Although the Northern Wei Dynasty was traditionally regarded as an orthodox dynasty in China, it was, after all, a country founded by the Xianbei people, and the Han people belonged to the ruled. Although the Northern Wei Dynasty had a sinicization narrative (for example, China is often used as an example of "active sinicization of foreign races", that is, Emperor Xiaowen of Wei moved the capital to Sinicization), but the opposite process also existed in the Northern Wei Dynasty. First, the Xianbei people resisted Sinicization.
Decades after Emperor Xiaowen of the color correction services Northern Wei Dynasty moved the capital, the Tuoba Xianbei who remained in the north, who refused to sinicize, overthrew the government of the capital Luoyang, which directly led to the overthrow of the Northern Wei Dynasty. This shows that the Sinicization of Emperor Xiaowen of the Northern Wei Dynasty was not so popular. First, there is still a process of "Xianbei transformation of the Han people" in the areas ruled by the Tuoba Xianbei. After the fall of the Northern Wei Dynasty, Gao Huan, who established the Eastern Wei Dynasty and Qi (Northern Qi), was a Han Chinese who became Xianbei.
Compared with the trend of sinicization promoted by the court in the late Northern Wei Dynasty, both the Eastern Wei Dynasty and the Northern Qi Dynasty reversed the trend of sinicization in the Central Plains.
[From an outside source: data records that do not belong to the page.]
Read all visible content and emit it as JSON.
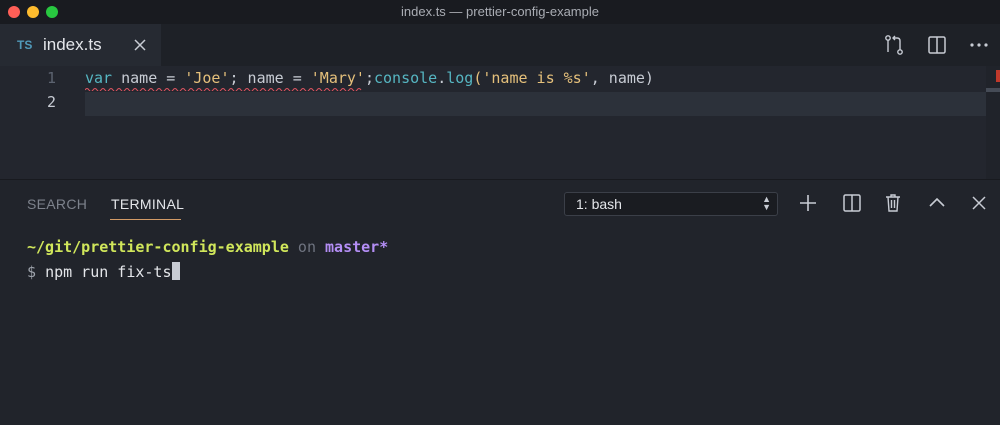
{
  "window": {
    "title": "index.ts — prettier-config-example"
  },
  "tab": {
    "lang_badge": "TS",
    "title": "index.ts"
  },
  "editor": {
    "line_numbers": [
      "1",
      "2"
    ],
    "line1": {
      "t1": "var",
      "t2": " name = ",
      "t3": "'Joe'",
      "t4": "; name = ",
      "t5": "'Mary'",
      "t6": ";",
      "t7": "console",
      "t8": ".",
      "t9": "log",
      "t10": "(",
      "t11": "'name is %s'",
      "t12": ", name)"
    }
  },
  "panel": {
    "tabs": [
      "SEARCH",
      "TERMINAL"
    ],
    "terminal_select": "1: bash"
  },
  "terminal": {
    "cwd": "~/git/prettier-config-example",
    "on": " on ",
    "branch": "master*",
    "prompt": "$ ",
    "command": "npm run fix-ts"
  },
  "colors": {
    "accent_underline": "#d19a66",
    "cwd": "#d1e75b",
    "branch": "#b48ef5",
    "ts_badge": "#519aba",
    "squiggle": "#e05561"
  },
  "icons": [
    "source-control-icon",
    "split-editor-icon",
    "more-actions-icon",
    "add-terminal-icon",
    "split-terminal-icon",
    "trash-icon",
    "chevron-up-icon",
    "close-panel-icon"
  ]
}
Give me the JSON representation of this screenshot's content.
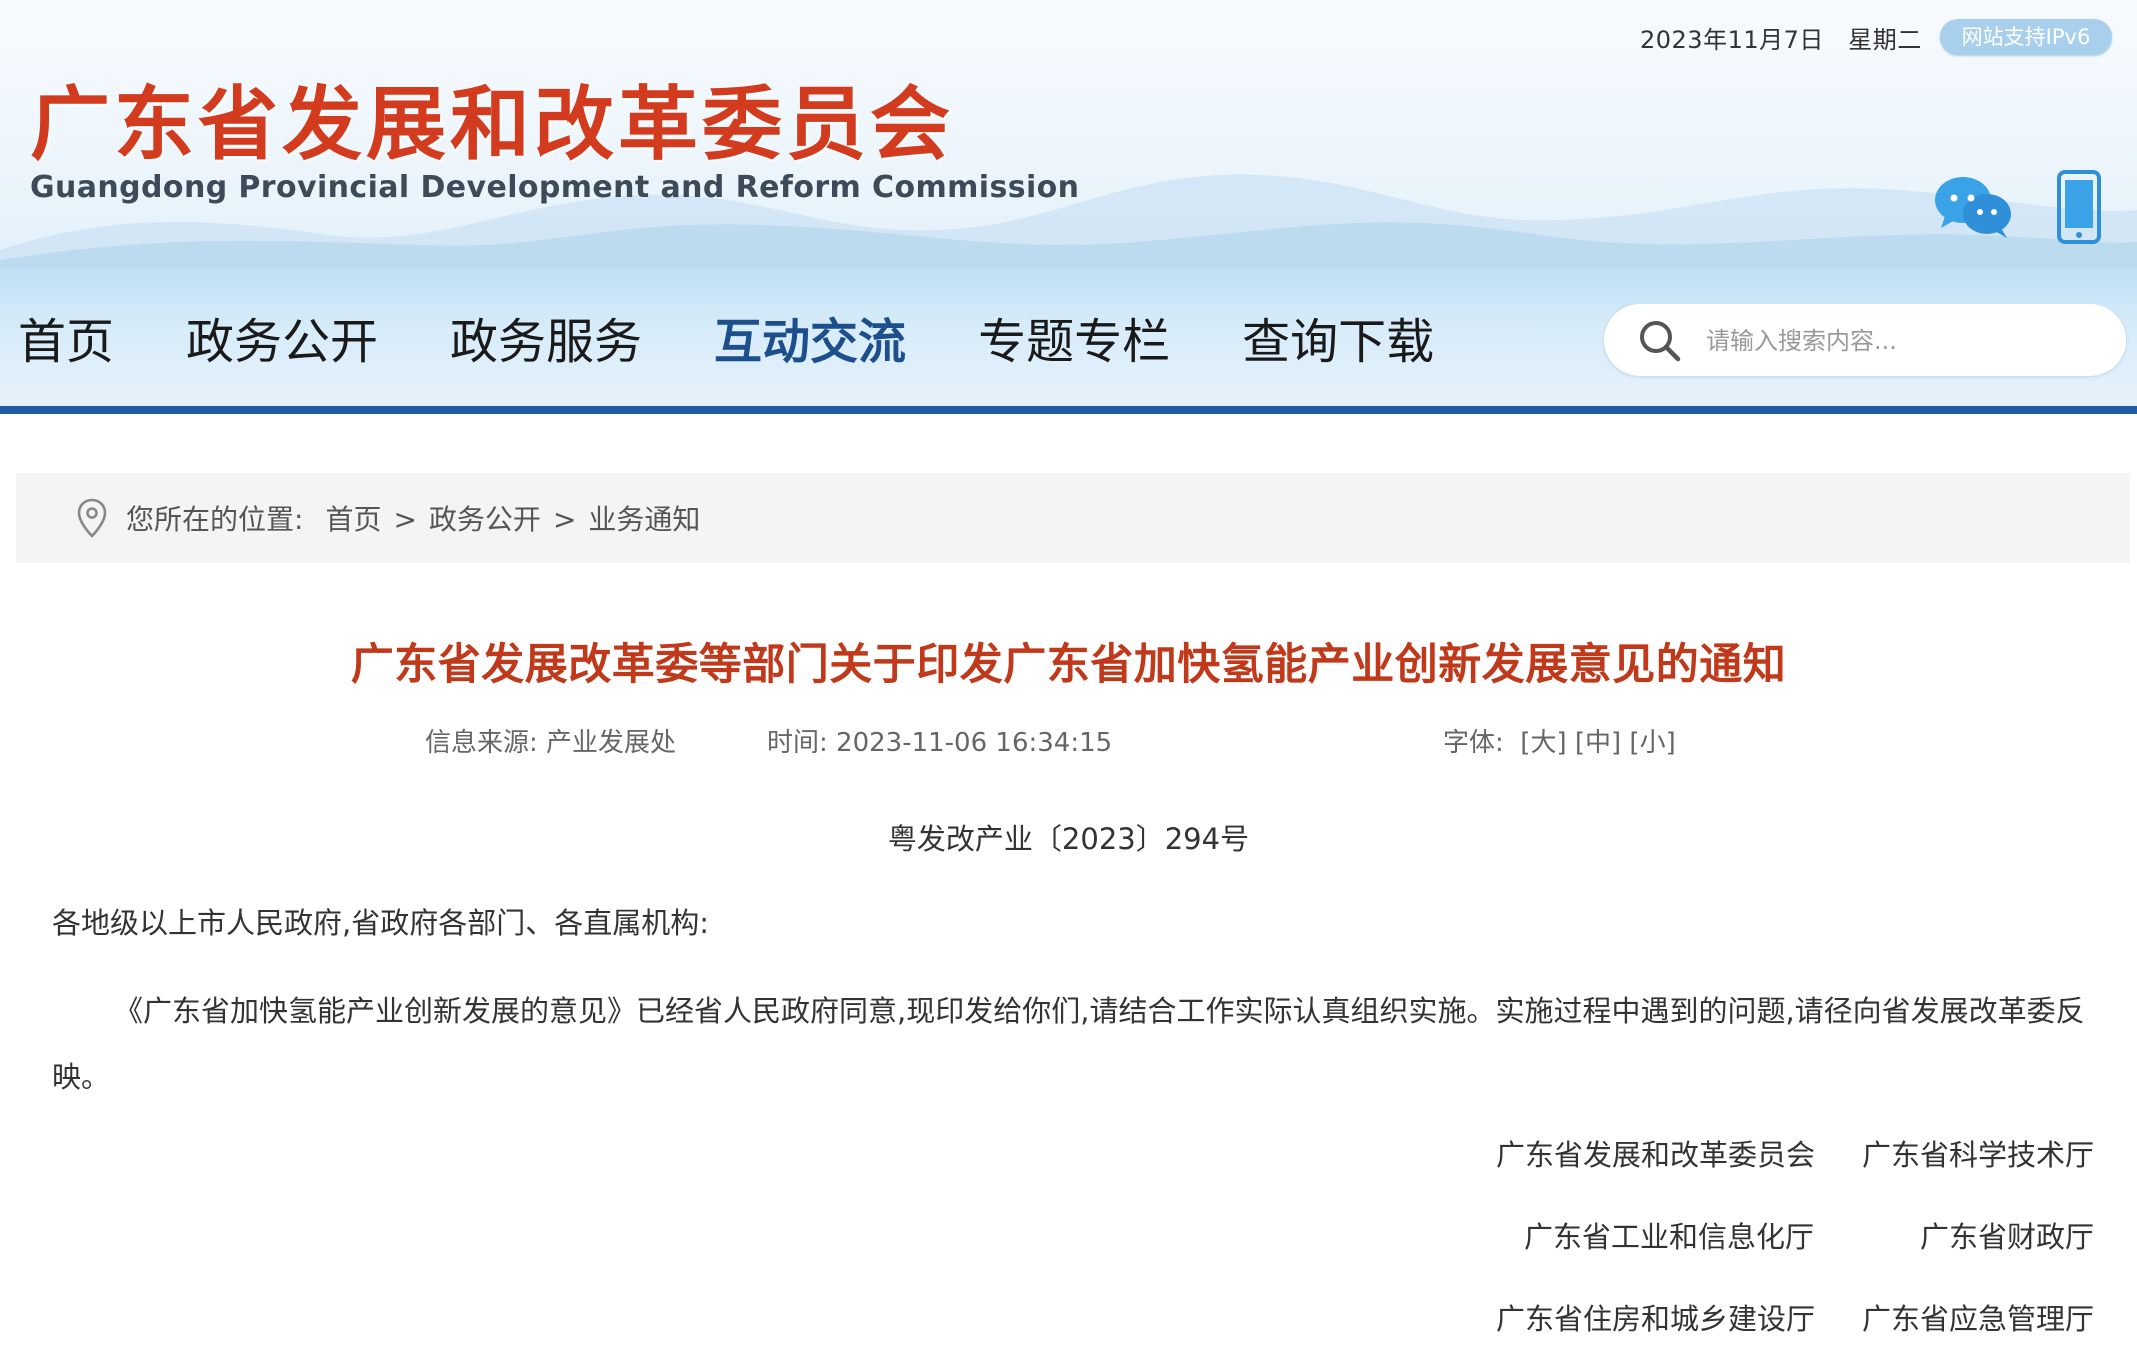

At the same time, in the Western Wei Dynasty and Zhou (Northern Zhou) ruled by the Yuwentai family of Xianbei people, under the leadership of Xianbei people, Xianbei aristocrats, Han people and some other ethnic groups formed the ruling group "Guanlong Group", which became Xianbei-led Xianbei- The mixed state of Han. The result of this mixing was the direct succession of the Western Wei and Zhou states, that is, the Sui that conquered the Northern Qi and Chen's "unified China", and the Tang that followed, whose monarchs and ruling classes were mostly Xianbei-Han hybrids.